Menurutnya dampak ekonomi nasional yang tidak menentu, turut
mempengaruhi daya beli masyarakat di Aceh, khususnya di Aceh Tamiang (Atam),
seperti kasus Bank Century, Freeport dan kasus korupsi Daging Impor, yang
sedang ngetrend saat ini.
Nilai tukar Dollar Amerika yang terus menguat di level Rp.10.000,- per
satu dollar US$ sangat berdampak kepada besaran angka imflasi di Aceh,
khususnya Atam. Sehingga sangat mempengaruhi daya beli masyarakat terhadap
harga barang yang di pasarkan para pedagang.
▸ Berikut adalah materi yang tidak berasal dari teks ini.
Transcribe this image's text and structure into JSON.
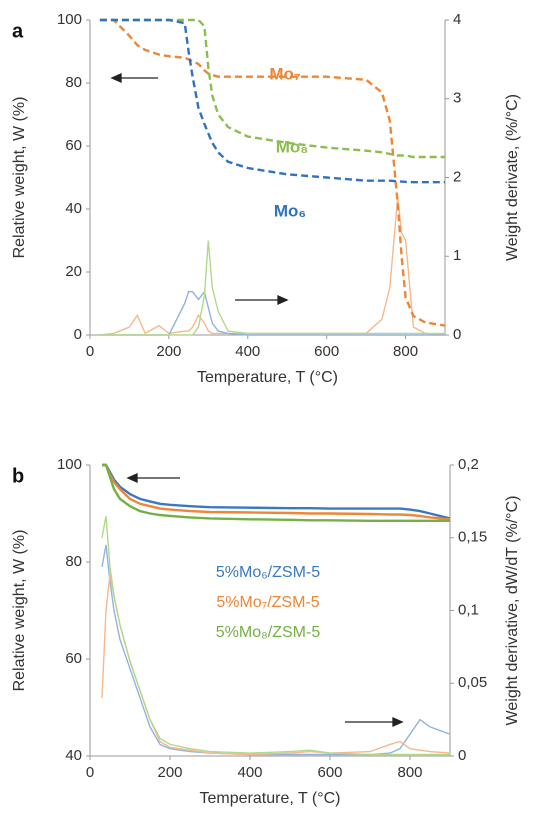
{
  "chart_data": [
    {
      "type": "line",
      "label": "a",
      "x_label": "Temperature, T (°C)",
      "y_label": "Relative weight, W (%)",
      "y2_label": "Weight derivate, (%/°C)",
      "xlim": [
        0,
        900
      ],
      "xticks": [
        0,
        200,
        400,
        600,
        800
      ],
      "ylim": [
        0,
        100
      ],
      "yticks": [
        0,
        20,
        40,
        60,
        80,
        100
      ],
      "y2lim": [
        0,
        4
      ],
      "y2ticks": [
        0,
        1,
        2,
        3,
        4
      ],
      "x": [
        25,
        60,
        100,
        120,
        140,
        175,
        200,
        240,
        250,
        260,
        275,
        290,
        300,
        310,
        325,
        350,
        400,
        500,
        600,
        700,
        740,
        760,
        780,
        790,
        800,
        820,
        850,
        900
      ],
      "series": [
        {
          "name": "Mo₇",
          "color": "#ef8536",
          "line_style": "dashed",
          "values": [
            100,
            100,
            95,
            92,
            90.5,
            89,
            88.5,
            88,
            87.5,
            87,
            86,
            84,
            83,
            82.5,
            82,
            82,
            82,
            82,
            82,
            81,
            77,
            68,
            42,
            25,
            12,
            6,
            4,
            3
          ]
        },
        {
          "name": "Mo₈",
          "color": "#8cbd4f",
          "line_style": "dashed",
          "values": [
            100,
            100,
            100,
            100,
            100,
            100,
            100,
            100,
            100,
            100,
            100,
            98,
            85,
            76,
            70,
            66,
            63,
            61,
            59.5,
            58.5,
            58,
            57.5,
            57,
            57,
            57,
            56.5,
            56.5,
            56.5
          ]
        },
        {
          "name": "Mo₆",
          "color": "#2f72c4",
          "line_style": "dashed",
          "values": [
            100,
            100,
            100,
            100,
            100,
            100,
            100,
            99,
            90,
            82,
            72,
            67,
            64,
            61,
            58,
            55,
            53,
            51,
            50,
            49,
            49,
            49,
            48.8,
            48.7,
            48.6,
            48.5,
            48.5,
            48.5
          ]
        },
        {
          "color": "#f7b88a",
          "axis": "y2",
          "values": [
            0,
            0.02,
            0.1,
            0.25,
            0.02,
            0.12,
            0.02,
            0.05,
            0.05,
            0.1,
            0.25,
            0.15,
            0.05,
            0.02,
            0.02,
            0.02,
            0.02,
            0.02,
            0.02,
            0.02,
            0.2,
            0.6,
            1.75,
            1.3,
            1.2,
            0.1,
            0.02,
            0
          ]
        },
        {
          "color": "#8fb4e2",
          "axis": "y2",
          "values": [
            0,
            0,
            0,
            0,
            0,
            0,
            0,
            0.4,
            0.55,
            0.55,
            0.45,
            0.55,
            0.35,
            0.15,
            0.05,
            0.02,
            0,
            0,
            0,
            0,
            0,
            0,
            0,
            0,
            0,
            0,
            0,
            0
          ]
        },
        {
          "color": "#b3d88a",
          "axis": "y2",
          "values": [
            0,
            0,
            0,
            0,
            0,
            0,
            0,
            0,
            0,
            0,
            0.1,
            0.5,
            1.2,
            0.6,
            0.3,
            0.05,
            0.02,
            0.02,
            0.02,
            0.02,
            0.02,
            0.02,
            0.02,
            0.02,
            0.02,
            0.02,
            0.02,
            0.02
          ]
        }
      ]
    },
    {
      "type": "line",
      "label": "b",
      "x_label": "Temperature, T (°C)",
      "y_label": "Relative weight, W (%)",
      "y2_label": "Weight derivative, dW/dT (%/°C)",
      "xlim": [
        0,
        900
      ],
      "xticks": [
        0,
        200,
        400,
        600,
        800
      ],
      "ylim": [
        40,
        100
      ],
      "yticks": [
        40,
        60,
        80,
        100
      ],
      "y2lim": [
        0,
        0.2
      ],
      "y2ticks": [
        0,
        {
          "value": 0.05,
          "label": "0,05"
        },
        {
          "value": 0.1,
          "label": "0,1"
        },
        {
          "value": 0.15,
          "label": "0,15"
        },
        {
          "value": 0.2,
          "label": "0,2"
        }
      ],
      "x": [
        30,
        40,
        50,
        60,
        75,
        100,
        125,
        150,
        175,
        200,
        250,
        300,
        400,
        500,
        550,
        600,
        700,
        750,
        775,
        800,
        825,
        850,
        900
      ],
      "series": [
        {
          "name": "5%Mo₆/ZSM-5",
          "color": "#3b78c3",
          "line_style": "solid",
          "values": [
            100,
            100,
            98.5,
            97,
            95.5,
            94,
            93,
            92.5,
            92,
            91.8,
            91.5,
            91.3,
            91.2,
            91.1,
            91.1,
            91,
            91,
            91,
            91,
            90.8,
            90.5,
            90,
            89
          ]
        },
        {
          "name": "5%Mo₇/ZSM-5",
          "color": "#ef8536",
          "line_style": "solid",
          "values": [
            100,
            100,
            98,
            96.5,
            95,
            93,
            92,
            91.5,
            91,
            90.8,
            90.5,
            90.3,
            90.2,
            90.1,
            90,
            90,
            89.9,
            89.8,
            89.8,
            89.7,
            89.5,
            89.2,
            88.8
          ]
        },
        {
          "name": "5%Mo₈/ZSM-5",
          "color": "#74b045",
          "line_style": "solid",
          "values": [
            100,
            100,
            97.5,
            95,
            93,
            91.5,
            90.5,
            90,
            89.7,
            89.5,
            89.2,
            89,
            88.8,
            88.7,
            88.6,
            88.6,
            88.5,
            88.5,
            88.5,
            88.5,
            88.5,
            88.5,
            88.5
          ]
        },
        {
          "color": "#8fb4e2",
          "axis": "y2",
          "values": [
            0.13,
            0.145,
            0.12,
            0.1,
            0.08,
            0.06,
            0.04,
            0.02,
            0.008,
            0.005,
            0.003,
            0.002,
            0.001,
            0.001,
            0.001,
            0.001,
            0.001,
            0.002,
            0.005,
            0.015,
            0.025,
            0.02,
            0.015
          ]
        },
        {
          "color": "#f7b88a",
          "axis": "y2",
          "values": [
            0.04,
            0.1,
            0.125,
            0.11,
            0.09,
            0.065,
            0.045,
            0.025,
            0.01,
            0.006,
            0.004,
            0.002,
            0.001,
            0.002,
            0.003,
            0.002,
            0.003,
            0.008,
            0.01,
            0.005,
            0.004,
            0.003,
            0.002
          ]
        },
        {
          "color": "#b3d88a",
          "axis": "y2",
          "values": [
            0.15,
            0.165,
            0.13,
            0.11,
            0.09,
            0.065,
            0.045,
            0.025,
            0.012,
            0.008,
            0.005,
            0.003,
            0.002,
            0.003,
            0.004,
            0.002,
            0.001,
            0.001,
            0.001,
            0.001,
            0.001,
            0.001,
            0.001
          ]
        }
      ]
    }
  ]
}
Pengakuan Safri, 4 potong pakaian yang laku terjual, hanya
mendatangkan keuntungan bersih Rp.30 ribu hingga Rp.45 ribu saja. “saya kira
keuntungan sebesar itu, tidak mencukupi untuk menutupi biaya operasional kami,
sebagai pedagang kaki lima”, katanya.
Kisaran pluktuasi juga mempengaruhi kebutuhan harga kebutuhan Sembilan
Bahan Pokok (Sembako), seperti harga beras merek ST, sebelum ramadan perzak nya
isi 15 kilogram di jual Rp.130 ribu, setelah ramadan ini naik menjadi Rp.145 ribu perzak nya.
Mengalami kenaikan sebesar 8 persen.
Sedangkan kebutuhan lainnya, seperti minyak dan bawang mengalami
kenaikan sebesar 15 persen di pasar pagi pajak Kota Kualasimpang. Bawang Bombay
harga sebelumnya Rp.19 ribu perkilogram naik menjadi Rp.25 ribu perkilogramnya,
sedang bawang Aceh masih bertahan di harga Rp.40 ribu perkilogramnya.
Sementara harga minya goreng juga mengalami kenaikan sebesar 5 persen
saja, dari harga Rp.8.500 naik menjadi Rp.10 ribu hingga Rp.11.500,-
perkilogramnya. Kenaikan harga sembako juga membuat para pedagang kuliner dan
rumah makan kesulitan dalam menentukan harga perbungkus nasi.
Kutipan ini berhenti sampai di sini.